Conical Twist Fields and Null Polygonal Wilson Loops

TL;DR

This paper introduces conical twist fields in 2D integrable quantum field theories, revealing their unique properties and potential relevance to understanding null polygonal Wilson loops and gluon scattering amplitudes in supersymmetric Yang-Mills theory.

Contribution

It extends the concept of twist fields to space-time symmetries, characterizes their properties, and proposes their application to gauge theory observables.

Findings

Conical twist fields have the same conformal dimension as branch-point twist fields.

They generate different operator product expansions and form factor expansions.
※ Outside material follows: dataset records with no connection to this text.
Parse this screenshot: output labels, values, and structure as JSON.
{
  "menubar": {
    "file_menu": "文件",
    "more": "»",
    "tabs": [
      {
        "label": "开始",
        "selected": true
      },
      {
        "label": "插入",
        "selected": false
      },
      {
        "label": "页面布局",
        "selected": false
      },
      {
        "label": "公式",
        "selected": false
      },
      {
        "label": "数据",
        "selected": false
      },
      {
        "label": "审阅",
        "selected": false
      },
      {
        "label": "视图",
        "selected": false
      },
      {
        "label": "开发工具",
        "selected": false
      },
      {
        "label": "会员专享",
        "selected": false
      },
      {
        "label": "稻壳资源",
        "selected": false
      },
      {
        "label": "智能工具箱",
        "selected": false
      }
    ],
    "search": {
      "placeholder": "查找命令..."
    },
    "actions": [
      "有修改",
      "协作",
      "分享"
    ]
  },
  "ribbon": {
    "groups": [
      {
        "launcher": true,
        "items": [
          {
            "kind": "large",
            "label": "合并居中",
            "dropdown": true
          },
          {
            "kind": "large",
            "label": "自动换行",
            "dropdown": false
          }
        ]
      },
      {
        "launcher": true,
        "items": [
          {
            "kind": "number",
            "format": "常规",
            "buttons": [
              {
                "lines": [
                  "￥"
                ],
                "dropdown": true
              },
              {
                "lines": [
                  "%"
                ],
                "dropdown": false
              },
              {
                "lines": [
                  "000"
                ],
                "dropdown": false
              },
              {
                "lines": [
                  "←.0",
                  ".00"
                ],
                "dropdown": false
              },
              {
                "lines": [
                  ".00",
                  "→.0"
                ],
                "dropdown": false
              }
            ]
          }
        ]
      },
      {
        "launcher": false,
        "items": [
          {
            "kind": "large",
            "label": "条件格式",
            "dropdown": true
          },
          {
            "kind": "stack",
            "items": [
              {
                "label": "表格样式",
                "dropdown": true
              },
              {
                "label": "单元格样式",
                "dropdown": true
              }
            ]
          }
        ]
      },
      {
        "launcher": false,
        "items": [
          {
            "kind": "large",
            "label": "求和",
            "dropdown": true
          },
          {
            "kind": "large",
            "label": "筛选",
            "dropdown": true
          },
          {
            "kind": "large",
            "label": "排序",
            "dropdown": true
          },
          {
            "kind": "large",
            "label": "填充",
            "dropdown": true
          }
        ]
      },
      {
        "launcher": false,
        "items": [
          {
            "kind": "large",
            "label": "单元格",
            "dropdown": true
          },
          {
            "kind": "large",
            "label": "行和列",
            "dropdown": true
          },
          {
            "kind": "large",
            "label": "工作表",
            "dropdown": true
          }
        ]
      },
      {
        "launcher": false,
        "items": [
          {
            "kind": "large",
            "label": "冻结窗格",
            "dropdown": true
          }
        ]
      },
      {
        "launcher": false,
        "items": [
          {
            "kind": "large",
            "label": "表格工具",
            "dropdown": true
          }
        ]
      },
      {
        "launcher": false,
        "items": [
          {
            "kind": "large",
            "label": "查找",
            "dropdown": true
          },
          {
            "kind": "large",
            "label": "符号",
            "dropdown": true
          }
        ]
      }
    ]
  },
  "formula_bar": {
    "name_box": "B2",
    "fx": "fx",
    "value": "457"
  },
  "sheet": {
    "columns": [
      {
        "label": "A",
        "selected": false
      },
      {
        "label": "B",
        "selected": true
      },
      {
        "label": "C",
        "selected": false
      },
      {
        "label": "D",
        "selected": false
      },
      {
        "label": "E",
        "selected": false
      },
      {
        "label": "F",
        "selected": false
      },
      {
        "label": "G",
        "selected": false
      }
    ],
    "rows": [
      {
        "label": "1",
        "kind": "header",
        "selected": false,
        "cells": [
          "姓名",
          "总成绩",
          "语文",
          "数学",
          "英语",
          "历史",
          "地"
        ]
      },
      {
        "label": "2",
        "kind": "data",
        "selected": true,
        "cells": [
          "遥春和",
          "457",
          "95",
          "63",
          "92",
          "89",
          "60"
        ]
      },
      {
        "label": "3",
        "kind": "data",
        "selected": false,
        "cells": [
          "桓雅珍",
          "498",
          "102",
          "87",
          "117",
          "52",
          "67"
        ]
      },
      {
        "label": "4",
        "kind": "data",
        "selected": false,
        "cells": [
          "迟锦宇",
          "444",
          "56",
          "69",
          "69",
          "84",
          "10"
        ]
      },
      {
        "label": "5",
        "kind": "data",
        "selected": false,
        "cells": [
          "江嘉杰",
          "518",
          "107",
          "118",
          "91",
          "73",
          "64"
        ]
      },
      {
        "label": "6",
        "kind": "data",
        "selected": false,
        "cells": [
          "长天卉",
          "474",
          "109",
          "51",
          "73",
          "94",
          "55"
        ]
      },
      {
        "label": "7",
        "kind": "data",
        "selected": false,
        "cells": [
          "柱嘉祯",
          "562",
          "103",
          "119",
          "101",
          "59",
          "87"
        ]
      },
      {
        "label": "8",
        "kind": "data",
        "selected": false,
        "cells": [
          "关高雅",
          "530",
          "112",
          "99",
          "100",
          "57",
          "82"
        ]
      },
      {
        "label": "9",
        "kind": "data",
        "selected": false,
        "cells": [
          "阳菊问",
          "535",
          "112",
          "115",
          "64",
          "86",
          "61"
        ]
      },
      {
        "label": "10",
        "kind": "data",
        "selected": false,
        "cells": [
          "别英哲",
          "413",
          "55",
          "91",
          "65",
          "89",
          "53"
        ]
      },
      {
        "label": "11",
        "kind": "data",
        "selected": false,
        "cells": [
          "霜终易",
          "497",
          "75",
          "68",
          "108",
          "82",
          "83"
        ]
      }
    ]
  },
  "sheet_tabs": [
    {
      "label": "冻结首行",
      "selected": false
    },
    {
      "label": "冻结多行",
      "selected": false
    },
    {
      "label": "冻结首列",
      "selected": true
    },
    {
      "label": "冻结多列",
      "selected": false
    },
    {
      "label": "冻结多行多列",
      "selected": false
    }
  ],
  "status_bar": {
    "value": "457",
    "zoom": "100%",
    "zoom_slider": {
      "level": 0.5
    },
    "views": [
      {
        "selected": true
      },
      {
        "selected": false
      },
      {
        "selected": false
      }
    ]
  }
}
Resummation of form factors confirms the correctness of their operator product expansions.

Abstract

Using an extension of the concept of twist field in QFT to space-time (external) symmetries, we study conical twist fields in two-dimensional integrable QFT. These create conical singularities of arbitrary excess angle. We show that, upon appropriate identification between the excess angle and the number of sheets, they have the same conformal dimension as branch-point twist fields commonly used to represent partition functions on Riemann surfaces, and that both fields have closely related form factors. However, we show that conical twist fields are truly different from branch-point twist fields. They generate different operator product expansions (short distance expansions) and form factor expansions (large distance expansions). In fact, we verify in free field theories, by re-summing form factors, that the conical twist fields operator product expansions are correctly reproduced. We propose that conical twist fields are the correct fields in order to understand null polygonal Wilson loops/gluon scattering amplitudes of planar maximally supersymmetric Yang-Mills theory.